Functional interactions between basolateral amygdala and mesocortical dopamine inputs to the medical prefrontal cortex: Electrophysiological and behavioral analyses
As part of a complex, interconnected neural network, the brain’s prefrontal cortex plays an important role in integrating emotional information for complex forms of cognition, such as planning, behavioural flexibility, decision-making and working memory (e.g. remembering a phone number just long enough to write it down).
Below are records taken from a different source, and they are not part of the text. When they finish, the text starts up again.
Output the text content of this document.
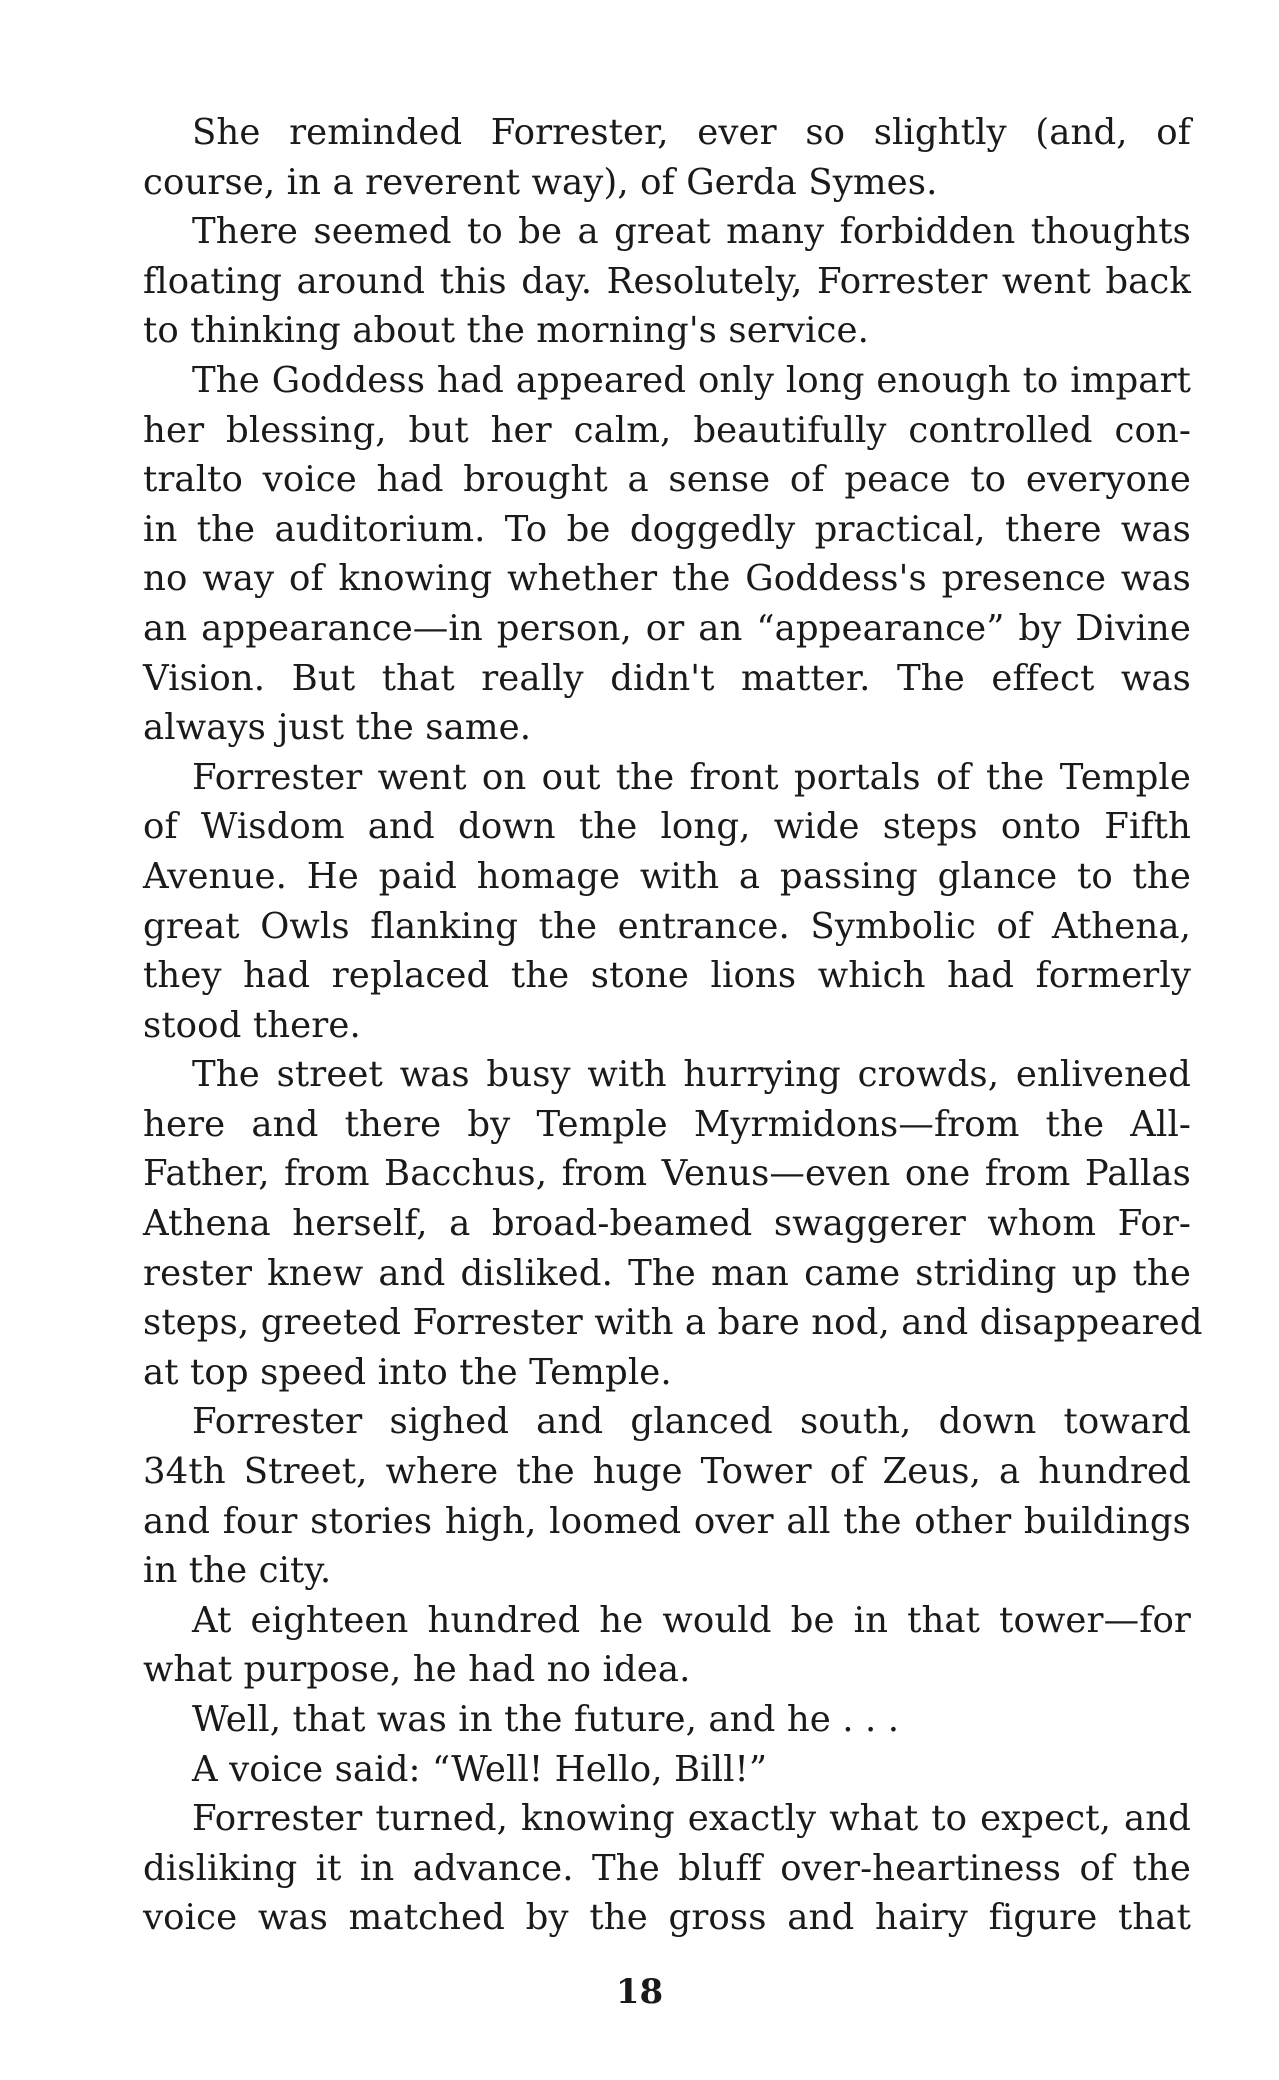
She reminded Forrester, ever so slightly (and, of
course, in a reverent way), of Gerda Symes.
There seemed to be a great many forbidden thoughts
floating around this day. Resolutely, Forrester went back
to thinking about the morning's service.
The Goddess had appeared only long enough to impart
her blessing, but her calm, beautifully controlled con-
tralto voice had brought a sense of peace to everyone
in the auditorium. To be doggedly practical, there was
no way of knowing whether the Goddess's presence was
an appearance—in person, or an “appearance” by Divine
Vision. But that really didn't matter. The effect was
always just the same.
Forrester went on out the front portals of the Temple
of Wisdom and down the long, wide steps onto Fifth
Avenue. He paid homage with a passing glance to the
great Owls flanking the entrance. Symbolic of Athena,
they had replaced the stone lions which had formerly
stood there.
The street was busy with hurrying crowds, enlivened
here and there by Temple Myrmidons—from the All-
Father, from Bacchus, from Venus—even one from Pallas
Athena herself, a broad-beamed swaggerer whom For-
rester knew and disliked. The man came striding up the
steps, greeted Forrester with a bare nod, and disappeared
at top speed into the Temple.
Forrester sighed and glanced south, down toward
34th Street, where the huge Tower of Zeus, a hundred
and four stories high, loomed over all the other buildings
in the city.
At eighteen hundred he would be in that tower—for
what purpose, he had no idea.
Well, that was in the future, and he . . .
A voice said: “Well! Hello, Bill!”
Forrester turned, knowing exactly what to expect, and
disliking it in advance. The bluff over-heartiness of the
voice was matched by the gross and hairy figure that
18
The amygdala — a brain structure residing in the temporal lobe — provides emotional information to the prefrontal cortex. Mesocortical dopamine transmission in the frontal lobes is also important in higher order cognitive processes. Dysfunction of the brain’s emotional and decision-making circuits is believed to be closely linked to diseases such as schizophrenia and drug addiction: patients with these disorders can show structural abnormalities in the prefrontal cortex and the amygdala, decreased levels of cortical dopamine and impairments in emotional processes. Dr. Stanley Floresco is investigating the mechanisms through which emotional and decision-making circuits operate, and how their functioning is modulated by mesocortical dopamine. By shedding light on normal functioning in the brain at a cellular and behavioural level, these studies will increase understanding of the processes that underlie abnormal brain function in many psychiatric diseases.